Authors: Goldberg H et al. JAMA 2015 May 19.
And treatment offered no relief from pain.
Oral steroids are used commonly in patients with acute lumbar radiculopathy or sciatica, but strong evidence of benefit is lacking. In this study, researchers at a large California health system randomized 269 patients (mean age, 46) with acute sciatica, magnetic resonance imaging–confirmed disc herniation, and substantial functional impairment to a tapering course of oral prednisone (60 mg daily for 5 days, 40 mg daily for 5 days, and 20 mg daily for 5 days) or placebo. Patients with pain for >3 months, recent epidural or oral steroid use, or previous lumbar surgery were excluded. The 1-year rate of spine surgery was the same in both groups (about 10%).

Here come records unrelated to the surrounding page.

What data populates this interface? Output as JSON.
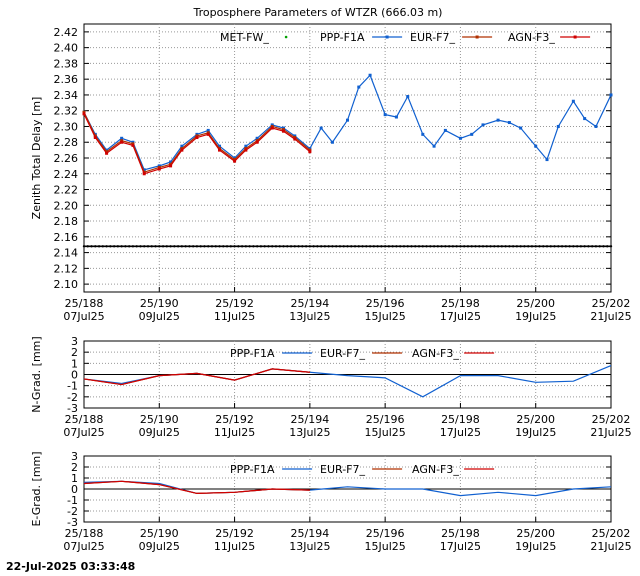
{
  "title": "Troposphere Parameters of WTZR (666.03 m)",
  "timestamp": "22-Jul-2025 03:33:48",
  "x_ticks": [
    {
      "doy": "25/188",
      "date": "07Jul25"
    },
    {
      "doy": "25/190",
      "date": "09Jul25"
    },
    {
      "doy": "25/192",
      "date": "11Jul25"
    },
    {
      "doy": "25/194",
      "date": "13Jul25"
    },
    {
      "doy": "25/196",
      "date": "15Jul25"
    },
    {
      "doy": "25/198",
      "date": "17Jul25"
    },
    {
      "doy": "25/200",
      "date": "19Jul25"
    },
    {
      "doy": "25/202",
      "date": "21Jul25"
    }
  ],
  "colors": {
    "met": "#00a000",
    "ppp": "#1060d0",
    "eur": "#b03000",
    "agn": "#d00000",
    "grid": "#999999",
    "axis": "#000000"
  },
  "chart_data": [
    {
      "id": "ztd",
      "type": "scatter",
      "ylabel": "Zenith Total Delay [m]",
      "xlim": [
        0,
        14
      ],
      "ylim": [
        2.09,
        2.43
      ],
      "yticks": [
        "2.42",
        "2.40",
        "2.38",
        "2.36",
        "2.34",
        "2.32",
        "2.30",
        "2.28",
        "2.26",
        "2.24",
        "2.22",
        "2.20",
        "2.18",
        "2.16",
        "2.14",
        "2.12",
        "2.10"
      ],
      "legend": [
        "MET-FW_",
        "PPP-F1A",
        "EUR-F7_",
        "AGN-F3_"
      ],
      "constant_series": {
        "name": "MET-FW_",
        "value": 2.148
      },
      "series": [
        {
          "name": "PPP-F1A",
          "x": [
            0,
            0.3,
            0.6,
            1,
            1.3,
            1.6,
            2,
            2.3,
            2.6,
            3,
            3.3,
            3.6,
            4,
            4.3,
            4.6,
            5,
            5.3,
            5.6,
            6,
            6.3,
            6.6,
            7,
            7.3,
            7.6,
            8,
            8.3,
            8.6,
            9,
            9.3,
            9.6,
            10,
            10.3,
            10.6,
            11,
            11.3,
            11.6,
            12,
            12.3,
            12.6,
            13,
            13.3,
            13.6,
            14
          ],
          "y": [
            2.318,
            2.29,
            2.27,
            2.285,
            2.28,
            2.245,
            2.25,
            2.255,
            2.275,
            2.29,
            2.295,
            2.275,
            2.26,
            2.275,
            2.285,
            2.302,
            2.298,
            2.288,
            2.272,
            2.298,
            2.28,
            2.308,
            2.35,
            2.365,
            2.315,
            2.312,
            2.338,
            2.29,
            2.275,
            2.295,
            2.285,
            2.29,
            2.302,
            2.308,
            2.305,
            2.298,
            2.275,
            2.258,
            2.3,
            2.332,
            2.31,
            2.3,
            2.34
          ]
        },
        {
          "name": "EUR-F7_",
          "x": [
            0,
            0.3,
            0.6,
            1,
            1.3,
            1.6,
            2,
            2.3,
            2.6,
            3,
            3.3,
            3.6,
            4,
            4.3,
            4.6,
            5,
            5.3,
            5.6,
            6
          ],
          "y": [
            2.318,
            2.288,
            2.268,
            2.282,
            2.278,
            2.242,
            2.248,
            2.252,
            2.272,
            2.288,
            2.292,
            2.272,
            2.258,
            2.272,
            2.282,
            2.3,
            2.296,
            2.286,
            2.27
          ]
        },
        {
          "name": "AGN-F3_",
          "x": [
            0,
            0.3,
            0.6,
            1,
            1.3,
            1.6,
            2,
            2.3,
            2.6,
            3,
            3.3,
            3.6,
            4,
            4.3,
            4.6,
            5,
            5.3,
            5.6,
            6
          ],
          "y": [
            2.316,
            2.286,
            2.266,
            2.28,
            2.276,
            2.24,
            2.246,
            2.25,
            2.27,
            2.286,
            2.29,
            2.27,
            2.256,
            2.27,
            2.28,
            2.298,
            2.294,
            2.284,
            2.268
          ]
        }
      ]
    },
    {
      "id": "ngrad",
      "type": "line",
      "ylabel": "N-Grad. [mm]",
      "xlim": [
        0,
        14
      ],
      "ylim": [
        -3,
        3
      ],
      "yticks": [
        "3",
        "2",
        "1",
        "0",
        "-1",
        "-2",
        "-3"
      ],
      "legend": [
        "PPP-F1A",
        "EUR-F7_",
        "AGN-F3_"
      ],
      "series": [
        {
          "name": "PPP-F1A",
          "x": [
            0,
            1,
            2,
            3,
            4,
            5,
            6,
            7,
            8,
            9,
            10,
            11,
            12,
            13,
            14
          ],
          "y": [
            -0.4,
            -0.8,
            -0.1,
            0.1,
            -0.5,
            0.5,
            0.2,
            -0.1,
            -0.3,
            -2.0,
            -0.1,
            -0.1,
            -0.7,
            -0.6,
            0.8
          ]
        },
        {
          "name": "EUR-F7_",
          "x": [
            0,
            1,
            2,
            3,
            4,
            5,
            6
          ],
          "y": [
            -0.4,
            -0.9,
            -0.1,
            0.1,
            -0.5,
            0.5,
            0.2
          ]
        },
        {
          "name": "AGN-F3_",
          "x": [
            0,
            1,
            2,
            3,
            4,
            5,
            6
          ],
          "y": [
            -0.4,
            -0.9,
            -0.1,
            0.1,
            -0.5,
            0.5,
            0.2
          ]
        }
      ]
    },
    {
      "id": "egrad",
      "type": "line",
      "ylabel": "E-Grad. [mm]",
      "xlim": [
        0,
        14
      ],
      "ylim": [
        -3,
        3
      ],
      "yticks": [
        "3",
        "2",
        "1",
        "0",
        "-1",
        "-2",
        "-3"
      ],
      "legend": [
        "PPP-F1A",
        "EUR-F7_",
        "AGN-F3_"
      ],
      "series": [
        {
          "name": "PPP-F1A",
          "x": [
            0,
            1,
            2,
            3,
            4,
            5,
            6,
            7,
            8,
            9,
            10,
            11,
            12,
            13,
            14
          ],
          "y": [
            0.6,
            0.7,
            0.5,
            -0.4,
            -0.3,
            0.0,
            -0.1,
            0.2,
            0.0,
            0.0,
            -0.6,
            -0.3,
            -0.6,
            0.0,
            0.2
          ]
        },
        {
          "name": "EUR-F7_",
          "x": [
            0,
            1,
            2,
            3,
            4,
            5,
            6
          ],
          "y": [
            0.5,
            0.7,
            0.4,
            -0.4,
            -0.3,
            0.0,
            -0.1
          ]
        },
        {
          "name": "AGN-F3_",
          "x": [
            0,
            1,
            2,
            3,
            4,
            5,
            6
          ],
          "y": [
            0.5,
            0.7,
            0.4,
            -0.4,
            -0.3,
            0.0,
            -0.1
          ]
        }
      ]
    }
  ]
}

In adjusted analyses, improvement in function was significantly greater in the prednisone group than in the placebo group (mean difference between groups on a 100-point scale, 6.4 points at 3 weeks and 7.4 points at 52 weeks). A significantly higher proportion of prednisone versus control patients had >50% improvement in function at 3 weeks (33% vs. 20%) and 52 weeks (87% vs. 68%); the corresponding numbers needed to treat to benefit one patient at those time points were 7.6 and 5.5, respectively. No differences were found between groups on any pain measure. Minor adverse effects (e.g., nervousness, insomnia, increased appetite) were roughly twice as common in the prednisone group at 3 weeks.
COMMENT
Mean improvement in function with prednisone was statistically significant, but its clinical importance is marginal (a between-group difference of 5–15 points is suggested as the minimum clinically important difference). However, steroid recipients were more likely than placebo recipients (by about 15 percentage points) to have clinically meaningful >50% improvement in disability scores. This suggests that there might be a subgroup of patients (as yet undefined) who benefit from prednisone. Based on these results, a clinician could tell the patient, “You have a roughly 1 in 7 chance of benefiting from prednisone,” and then allow the patient to decide whether this relatively low probability of benefit is worth pursuing, given the side effects of 15 days of relatively high-dose prednisone and no reduction in eventual need for surgery.